The premise of the concept of "industrial artificial intelligence" is that artificial intelligence technology begins to have the conditions for engineering. If we understand the development history of artificial intelligence, we will find that the mainstream field of artificial intelligence has been divided into two fields: general AI and narrow AI, and the emphasis on the development level of machine ability comparable to or even beyond human general artificial intelligence determines people's attention to the technology in this field of artificial intelligence.

The cost of computing and processing unit, the richness, durability and cost of sensors and other hardware infrastructure are the prerequisites for the implementation of artificial intelligence technology. With the increasing maturity of industrial equipment automation, the deployment of a large number of sensors and the improvement of computing power, concepts such as industrial Internet, industrial Internet of things and industry 4.0 begin to emerge one after another. The reason is that the time is ripe. No matter what the future industry will be called, people are ready to embrace change.

However, there is a big challenge to apply industrial artificial intelligence directly to the industrial field, that is, the machine learning model can not train itself with the experience and knowledge in the minds of experts.

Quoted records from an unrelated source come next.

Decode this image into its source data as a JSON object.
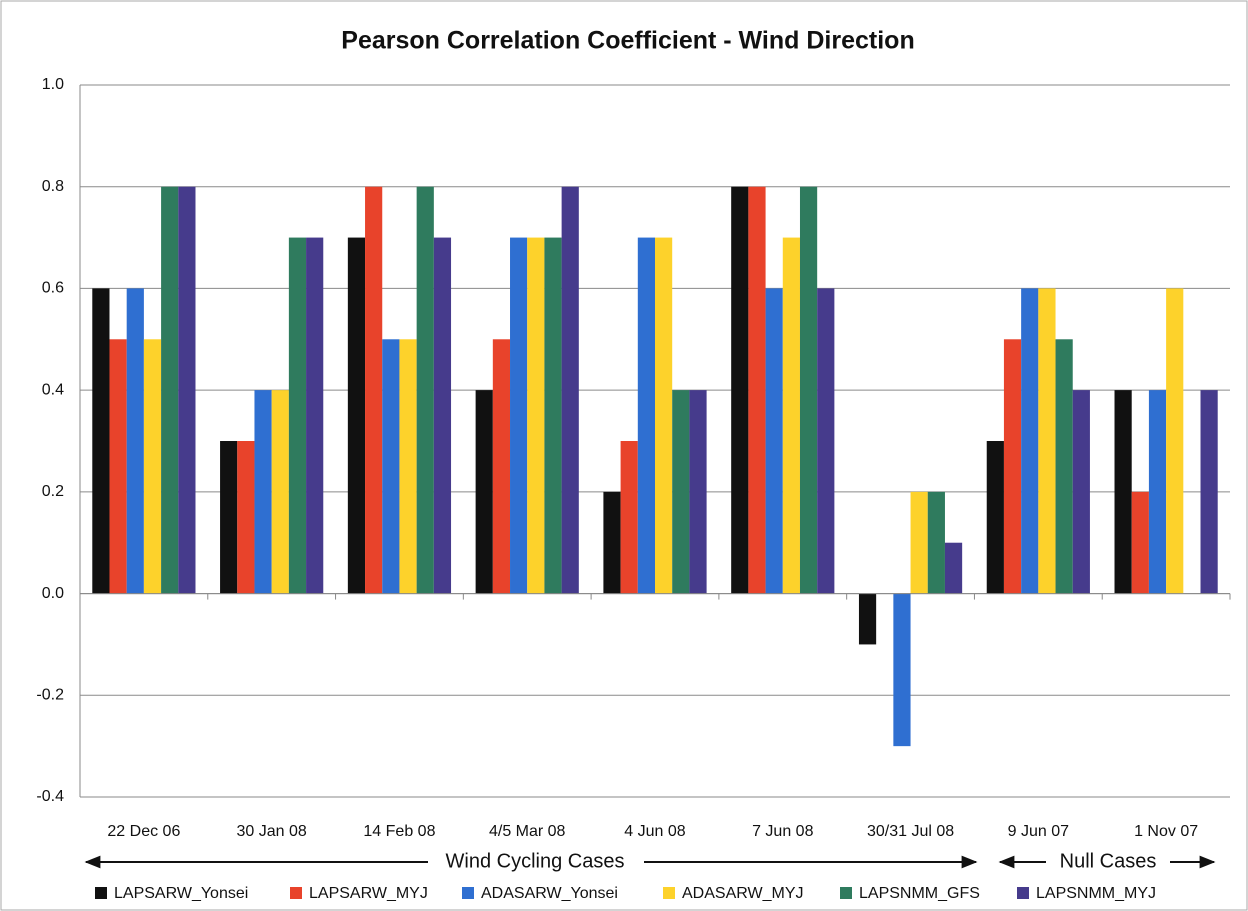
{
  "chart_data": {
    "type": "bar",
    "title": "Pearson Correlation Coefficient - Wind Direction",
    "categories": [
      "22 Dec 06",
      "30 Jan 08",
      "14 Feb 08",
      "4/5 Mar 08",
      "4 Jun 08",
      "7 Jun 08",
      "30/31 Jul 08",
      "9 Jun 07",
      "1 Nov 07"
    ],
    "series": [
      {
        "name": "LAPSARW_Yonsei",
        "color": "#111111",
        "values": [
          0.6,
          0.3,
          0.7,
          0.4,
          0.2,
          0.8,
          -0.1,
          0.3,
          0.4
        ]
      },
      {
        "name": "LAPSARW_MYJ",
        "color": "#e8432b",
        "values": [
          0.5,
          0.3,
          0.8,
          0.5,
          0.3,
          0.8,
          0,
          0.5,
          0.2
        ]
      },
      {
        "name": "ADASARW_Yonsei",
        "color": "#2f6fd1",
        "values": [
          0.6,
          0.4,
          0.5,
          0.7,
          0.7,
          0.6,
          -0.3,
          0.6,
          0.4
        ]
      },
      {
        "name": "ADASARW_MYJ",
        "color": "#fdd22b",
        "values": [
          0.5,
          0.4,
          0.5,
          0.7,
          0.7,
          0.7,
          0.2,
          0.6,
          0.6
        ]
      },
      {
        "name": "LAPSNMM_GFS",
        "color": "#2f7b5e",
        "values": [
          0.8,
          0.7,
          0.8,
          0.7,
          0.4,
          0.8,
          0.2,
          0.5,
          0
        ]
      },
      {
        "name": "LAPSNMM_MYJ",
        "color": "#463b8c",
        "values": [
          0.8,
          0.7,
          0.7,
          0.8,
          0.4,
          0.6,
          0.1,
          0.4,
          0.4
        ]
      }
    ],
    "annotations": [
      "Wind Cycling Cases",
      "Null Cases"
    ],
    "ylim": [
      -0.4,
      1.0
    ],
    "yticks": [
      {
        "value": 1,
        "label": "1.0"
      },
      0.8,
      0.6,
      0.4,
      0.2,
      {
        "value": 0,
        "label": "0.0"
      },
      -0.2,
      -0.4
    ],
    "grid": true,
    "legend": "bottom"
  }
}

At the same time, throughout the development history of industrial intelligence, it is only a technical means for enterprises to make industrial systems intelligent.

Even today, improving efficiency, reducing costs and ensuring quality remain the same theme. Therefore, the closer way to landing is to apply narrow AI technology in the industrial field to solve the problems with exact definitions and clear boundaries. AI scientists should combine the domain knowledge and use the data generated by the equipment to train industrial intelligent applications with specific functions and realize the purpose of intellectualization in a specific problem domain.